Euro Bölgesi en kötünün geride kaldığını söyleyerek, politikalar konusunda iyimser tablo çizse de, Nobelli ekonomist Stiglitz bu görüşü paylaşmıyor
Avrupa 2008’den bu yana borç krizini atlatmak için birçok politika deniyor. Bazı ekonomistler, bu politikalara ilişkin pozitif bir tablo çizse de, Columbia Üniversitesi profesörü ve Nobel ödüllü ekonomist Joseph Stiglitz bu görüşü desteklemiyor.
Project-Syndicate’te bir makale kaleme alan Stiglitz, yalnızca aşırı iyimser birinin, üzerinden üç sene geçen Euro Bölgesi’ndeki borç krizinde en kötünün geride kaldığını söyleyebileceğini yazdı.
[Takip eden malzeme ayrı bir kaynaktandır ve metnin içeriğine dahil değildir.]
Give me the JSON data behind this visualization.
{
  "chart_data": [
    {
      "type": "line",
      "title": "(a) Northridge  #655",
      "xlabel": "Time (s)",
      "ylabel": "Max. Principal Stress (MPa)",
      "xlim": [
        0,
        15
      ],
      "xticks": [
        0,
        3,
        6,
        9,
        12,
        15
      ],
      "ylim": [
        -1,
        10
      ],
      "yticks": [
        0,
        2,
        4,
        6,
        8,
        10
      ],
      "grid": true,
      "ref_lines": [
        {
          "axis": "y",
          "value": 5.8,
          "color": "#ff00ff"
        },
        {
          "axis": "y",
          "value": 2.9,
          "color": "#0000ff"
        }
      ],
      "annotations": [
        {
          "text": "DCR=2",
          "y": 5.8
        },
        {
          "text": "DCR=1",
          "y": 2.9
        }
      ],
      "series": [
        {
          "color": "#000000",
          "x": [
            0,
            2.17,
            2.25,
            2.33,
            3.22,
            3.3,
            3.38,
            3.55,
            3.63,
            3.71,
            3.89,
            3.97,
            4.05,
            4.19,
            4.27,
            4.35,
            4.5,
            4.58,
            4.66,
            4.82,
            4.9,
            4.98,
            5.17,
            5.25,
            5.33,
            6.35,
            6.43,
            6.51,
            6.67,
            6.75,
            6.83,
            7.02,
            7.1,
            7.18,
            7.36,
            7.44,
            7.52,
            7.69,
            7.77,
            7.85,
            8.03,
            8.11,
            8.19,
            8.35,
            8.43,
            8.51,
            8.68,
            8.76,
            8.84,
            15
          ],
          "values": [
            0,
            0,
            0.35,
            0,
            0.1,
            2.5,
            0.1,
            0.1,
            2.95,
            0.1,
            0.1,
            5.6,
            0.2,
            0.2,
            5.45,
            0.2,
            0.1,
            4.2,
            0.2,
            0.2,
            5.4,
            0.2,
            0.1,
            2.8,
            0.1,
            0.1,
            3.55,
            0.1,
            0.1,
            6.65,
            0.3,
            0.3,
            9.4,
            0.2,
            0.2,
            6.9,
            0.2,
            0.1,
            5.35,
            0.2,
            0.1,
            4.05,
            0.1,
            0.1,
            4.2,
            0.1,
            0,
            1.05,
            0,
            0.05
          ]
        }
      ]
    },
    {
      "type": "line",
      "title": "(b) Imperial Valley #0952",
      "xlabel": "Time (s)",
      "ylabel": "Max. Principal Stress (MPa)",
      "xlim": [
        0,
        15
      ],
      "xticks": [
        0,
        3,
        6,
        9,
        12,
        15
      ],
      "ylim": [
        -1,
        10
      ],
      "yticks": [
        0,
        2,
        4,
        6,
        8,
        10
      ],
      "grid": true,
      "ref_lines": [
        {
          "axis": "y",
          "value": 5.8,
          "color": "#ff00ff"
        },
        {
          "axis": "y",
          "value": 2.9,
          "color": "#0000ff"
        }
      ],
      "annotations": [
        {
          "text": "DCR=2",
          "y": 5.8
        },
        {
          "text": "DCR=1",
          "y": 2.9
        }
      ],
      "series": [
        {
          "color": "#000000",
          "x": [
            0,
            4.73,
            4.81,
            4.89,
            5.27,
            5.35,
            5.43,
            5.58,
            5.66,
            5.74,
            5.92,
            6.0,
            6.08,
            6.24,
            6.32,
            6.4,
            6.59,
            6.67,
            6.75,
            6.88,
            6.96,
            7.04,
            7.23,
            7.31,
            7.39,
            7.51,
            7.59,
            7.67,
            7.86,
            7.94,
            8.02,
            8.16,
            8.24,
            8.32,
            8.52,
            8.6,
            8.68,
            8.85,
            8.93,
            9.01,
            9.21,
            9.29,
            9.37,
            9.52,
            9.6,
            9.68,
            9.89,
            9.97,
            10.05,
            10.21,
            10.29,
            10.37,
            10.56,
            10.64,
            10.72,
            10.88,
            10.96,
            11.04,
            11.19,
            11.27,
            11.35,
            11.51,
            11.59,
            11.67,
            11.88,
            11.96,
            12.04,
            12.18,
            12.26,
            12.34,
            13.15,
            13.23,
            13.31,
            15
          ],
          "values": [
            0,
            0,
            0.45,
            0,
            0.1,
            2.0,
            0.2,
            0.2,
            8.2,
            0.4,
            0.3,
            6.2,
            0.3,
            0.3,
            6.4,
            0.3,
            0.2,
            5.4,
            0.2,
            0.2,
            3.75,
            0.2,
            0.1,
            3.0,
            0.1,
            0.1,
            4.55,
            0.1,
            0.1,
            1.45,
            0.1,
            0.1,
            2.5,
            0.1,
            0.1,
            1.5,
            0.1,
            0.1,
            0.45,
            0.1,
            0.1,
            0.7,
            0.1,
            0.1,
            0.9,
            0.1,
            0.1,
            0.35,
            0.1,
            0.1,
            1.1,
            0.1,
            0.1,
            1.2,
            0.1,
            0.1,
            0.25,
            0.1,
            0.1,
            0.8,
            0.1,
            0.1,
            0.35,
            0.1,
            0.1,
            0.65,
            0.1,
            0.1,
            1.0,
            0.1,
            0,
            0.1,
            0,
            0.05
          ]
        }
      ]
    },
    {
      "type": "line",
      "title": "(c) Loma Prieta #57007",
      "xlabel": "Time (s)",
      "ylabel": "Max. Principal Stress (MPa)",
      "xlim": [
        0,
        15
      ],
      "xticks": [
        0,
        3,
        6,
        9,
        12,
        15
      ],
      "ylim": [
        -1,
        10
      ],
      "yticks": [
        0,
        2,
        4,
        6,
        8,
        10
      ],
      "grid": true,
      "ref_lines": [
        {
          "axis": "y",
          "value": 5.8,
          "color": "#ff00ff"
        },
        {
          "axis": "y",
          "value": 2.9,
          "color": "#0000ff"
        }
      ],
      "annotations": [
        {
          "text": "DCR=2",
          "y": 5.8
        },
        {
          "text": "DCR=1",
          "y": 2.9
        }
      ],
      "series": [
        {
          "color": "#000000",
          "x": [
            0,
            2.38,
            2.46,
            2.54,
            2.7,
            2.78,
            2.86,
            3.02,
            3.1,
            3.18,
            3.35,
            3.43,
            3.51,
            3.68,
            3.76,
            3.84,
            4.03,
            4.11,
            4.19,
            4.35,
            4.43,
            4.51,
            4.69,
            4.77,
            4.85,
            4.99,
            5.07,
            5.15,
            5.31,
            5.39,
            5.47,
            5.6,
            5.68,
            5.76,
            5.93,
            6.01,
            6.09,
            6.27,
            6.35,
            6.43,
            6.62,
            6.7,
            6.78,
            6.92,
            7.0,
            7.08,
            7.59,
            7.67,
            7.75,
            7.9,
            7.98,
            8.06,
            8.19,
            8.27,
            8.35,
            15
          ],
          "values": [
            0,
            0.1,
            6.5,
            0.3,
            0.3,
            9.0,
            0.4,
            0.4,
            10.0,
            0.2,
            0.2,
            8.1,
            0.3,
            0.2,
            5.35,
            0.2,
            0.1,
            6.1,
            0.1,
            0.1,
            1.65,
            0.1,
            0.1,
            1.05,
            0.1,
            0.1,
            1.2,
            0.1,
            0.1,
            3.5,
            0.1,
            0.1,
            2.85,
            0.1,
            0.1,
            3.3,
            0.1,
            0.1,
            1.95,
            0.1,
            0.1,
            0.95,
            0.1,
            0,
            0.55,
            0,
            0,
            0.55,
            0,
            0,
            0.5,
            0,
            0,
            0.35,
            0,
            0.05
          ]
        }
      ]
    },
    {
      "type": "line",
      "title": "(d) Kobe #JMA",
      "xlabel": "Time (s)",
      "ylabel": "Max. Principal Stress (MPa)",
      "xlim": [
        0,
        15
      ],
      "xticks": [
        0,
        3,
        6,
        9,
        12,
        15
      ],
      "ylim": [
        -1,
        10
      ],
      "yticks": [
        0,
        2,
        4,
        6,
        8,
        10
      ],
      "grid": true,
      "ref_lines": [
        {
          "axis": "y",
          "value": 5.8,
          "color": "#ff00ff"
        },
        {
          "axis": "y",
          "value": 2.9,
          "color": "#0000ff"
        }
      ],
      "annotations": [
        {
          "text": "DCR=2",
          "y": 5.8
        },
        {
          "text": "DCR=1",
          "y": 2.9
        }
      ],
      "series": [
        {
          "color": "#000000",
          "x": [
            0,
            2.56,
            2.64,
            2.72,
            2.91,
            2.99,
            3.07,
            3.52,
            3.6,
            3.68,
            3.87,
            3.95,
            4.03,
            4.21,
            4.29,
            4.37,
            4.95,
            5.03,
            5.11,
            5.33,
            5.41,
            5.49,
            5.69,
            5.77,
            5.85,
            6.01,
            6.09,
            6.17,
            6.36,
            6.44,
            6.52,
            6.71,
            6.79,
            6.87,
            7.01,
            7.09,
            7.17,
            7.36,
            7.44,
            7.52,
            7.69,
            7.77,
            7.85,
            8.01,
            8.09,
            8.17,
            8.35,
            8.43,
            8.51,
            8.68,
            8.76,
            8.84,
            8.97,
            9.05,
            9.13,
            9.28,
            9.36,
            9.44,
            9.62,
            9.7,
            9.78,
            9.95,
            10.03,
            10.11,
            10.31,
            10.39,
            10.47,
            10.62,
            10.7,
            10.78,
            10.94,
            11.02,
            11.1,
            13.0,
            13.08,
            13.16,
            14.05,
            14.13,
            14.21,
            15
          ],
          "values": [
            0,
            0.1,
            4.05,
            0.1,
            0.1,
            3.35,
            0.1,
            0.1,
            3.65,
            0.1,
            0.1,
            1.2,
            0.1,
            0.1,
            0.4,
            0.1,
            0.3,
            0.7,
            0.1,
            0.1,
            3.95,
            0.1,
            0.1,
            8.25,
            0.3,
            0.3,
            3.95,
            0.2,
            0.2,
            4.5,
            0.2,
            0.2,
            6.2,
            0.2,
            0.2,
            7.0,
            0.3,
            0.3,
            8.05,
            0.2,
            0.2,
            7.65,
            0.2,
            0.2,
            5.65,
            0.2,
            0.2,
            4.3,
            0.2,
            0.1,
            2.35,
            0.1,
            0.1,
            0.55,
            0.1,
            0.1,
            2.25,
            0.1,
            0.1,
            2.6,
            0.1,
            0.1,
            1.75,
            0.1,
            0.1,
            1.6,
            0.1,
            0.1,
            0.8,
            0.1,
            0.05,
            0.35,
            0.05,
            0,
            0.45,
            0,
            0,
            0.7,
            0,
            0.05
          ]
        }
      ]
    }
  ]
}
Avrupa’da kişi başı milli hâsıla ve işsizlik oranı gibi kalemlerin hala 2008 seviyesinin altında olduğuna vurgu yapan ABD Başkanı Bill Clinton dönemi Ekonomik Danışmanlar Konseyi Başkanı olan ve Dünya Bankası Baş ekonomisti Stiglitz, şimdiki tempo ile Avrupa’da ekonomik iyileşme sürecinin 10 yılda tamamlanabileceğini ve ardından normalleşme sürecine geçilmesini beklemenin gerekeceğini savundu.
Stiglitz, Fed’in, gelecek yıllarda ABD’de uzun süreli yüksek işsizlik rakamlarının, ülkenin GSYH’sını negatif olarak ciddi şekilde etkileyeceğine işaret eden son çalışmasına dikkat çekerek, Avrupa’daki işsizliğin, ABD’nin yüzde 40 üzerinde olduğuu belirtti.
ABD Merkez Bankası’nın çalışmasının, Avrupa’yı gerçekten kötü bir dönemin beklediği anlamına geldiğinin altını çizen Stiglitz, “Hepsinden öte Euro Bölgesi’nde temel reformlar yapılmasına ihtiyaç var” dedi.
Stiglitz, Avrupa’da, bankacılık birliğinin tesis edilmesi, sanayi politikasının geriden gelen ülkelere yarayacak bir şekilde revize edilmesi ve kemer sıkma yerine büyüme odaklı politikalar izlenmesinin öncelikli adımlar arasında olması gerektiğini söyledi.